In protest of new law authorizing indefinite detention and a wave of roundups in south Tel Aviv, asylum seekers declare general strike and three days of protests.

African asylum seekers to strike in protest of Israeli immigration policies
Thousands of African asylum seekers meet in south Tel Aviv’s Levinsky Park to plan a three-day general strike protesting Israel’s immigration policies and asylum regime, January 4, 2014. (Photo: Activestills.org)

Thousands of African asylum seekers met in a south Tel Aviv park Saturday night to plan a three-day general strike protesting Israel’s asylum and immigration policies.

Their central demands are an end to the practice of indefinitely detaining asylum seekers and that Israel individually examine their requests for asylum and refugee status.

Read: Asylum seekers claim a place on the Israeli political map

Currently Israel does not examine the asylum claims of Sudanese and Eritreans in the country – either individually or otherwise. Those two groups are given papers that prevent their deportation but do not allow them to work or otherwise sustain themselves.

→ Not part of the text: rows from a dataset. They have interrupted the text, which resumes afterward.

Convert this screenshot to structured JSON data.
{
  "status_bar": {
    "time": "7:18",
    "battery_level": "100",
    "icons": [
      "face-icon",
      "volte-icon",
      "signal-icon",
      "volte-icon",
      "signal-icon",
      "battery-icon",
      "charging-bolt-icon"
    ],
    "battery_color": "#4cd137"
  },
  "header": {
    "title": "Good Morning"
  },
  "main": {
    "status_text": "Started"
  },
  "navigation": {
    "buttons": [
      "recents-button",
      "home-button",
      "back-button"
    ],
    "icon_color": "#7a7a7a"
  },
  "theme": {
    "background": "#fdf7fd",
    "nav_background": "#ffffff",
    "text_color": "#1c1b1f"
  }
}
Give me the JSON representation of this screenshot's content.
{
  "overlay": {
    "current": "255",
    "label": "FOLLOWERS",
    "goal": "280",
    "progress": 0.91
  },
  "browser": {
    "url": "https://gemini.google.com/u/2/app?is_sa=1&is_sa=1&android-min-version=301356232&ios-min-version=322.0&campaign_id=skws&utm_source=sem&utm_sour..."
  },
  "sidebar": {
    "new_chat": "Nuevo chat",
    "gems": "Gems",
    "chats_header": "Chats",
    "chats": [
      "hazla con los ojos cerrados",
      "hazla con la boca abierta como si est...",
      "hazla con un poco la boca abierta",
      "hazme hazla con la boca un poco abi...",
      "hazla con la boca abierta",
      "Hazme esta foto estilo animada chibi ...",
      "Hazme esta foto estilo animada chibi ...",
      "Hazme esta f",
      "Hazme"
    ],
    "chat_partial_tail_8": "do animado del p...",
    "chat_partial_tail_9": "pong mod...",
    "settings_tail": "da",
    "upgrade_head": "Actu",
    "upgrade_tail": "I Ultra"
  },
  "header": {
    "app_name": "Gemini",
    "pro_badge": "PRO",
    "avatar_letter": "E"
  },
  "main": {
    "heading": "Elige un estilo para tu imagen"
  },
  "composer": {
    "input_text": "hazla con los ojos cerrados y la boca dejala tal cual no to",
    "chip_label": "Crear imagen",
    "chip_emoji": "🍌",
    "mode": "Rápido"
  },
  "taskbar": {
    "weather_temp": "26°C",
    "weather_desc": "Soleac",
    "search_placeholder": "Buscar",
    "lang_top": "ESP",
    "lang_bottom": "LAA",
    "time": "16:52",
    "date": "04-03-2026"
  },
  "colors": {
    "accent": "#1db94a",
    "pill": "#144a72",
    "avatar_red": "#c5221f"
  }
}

The strike, which was set to begin Sunday morning, will involve protest marches, demonstrations in front of various foreign embassies and protests in central Tel Aviv.

Restaurants, bars and cafes in Tel Aviv generally employ Eritrean and Sudanese asylum seekers as dishwashers and kitchen staff. Because they have no work permits, they are often paid less than minimum wage and face labor exploitation in various ways.

Read +972′s full coverage of refugees in Israel

At least one restaurant in Tel Aviv, whose dishwashers and kitchen staff are Eritrean, announced that it will not open its doors Sunday morning and encouraged its employees to join the protest march.

The strike comes just weeks after a new law came into effect that authorizes the indefinite detention of asylum seekers in an ‘open prison’ facility. Israel’s High Court struck down a previous version of the law as unconstitutional.

Within days of arriving, the first group of asylum seekers brought to the new ‘open prison’ facility carried out a series of mass acts of civil disobedience.

One group marched two days to snowy Jerusalem before being arrested en masse outside the Knesset. A second group was arrested while marching through the desert. In the days after, a number of protests took place in Tel Aviv.

In the weeks since, immigration authorities have been conducting random arrest sweeps of asylum seekers without valid documents in south Tel Aviv. Those with valid “conditional release” visas are being issued orders to appear at the new ‘open prison’ facility when trying to renew their visas at the Interior Ministry.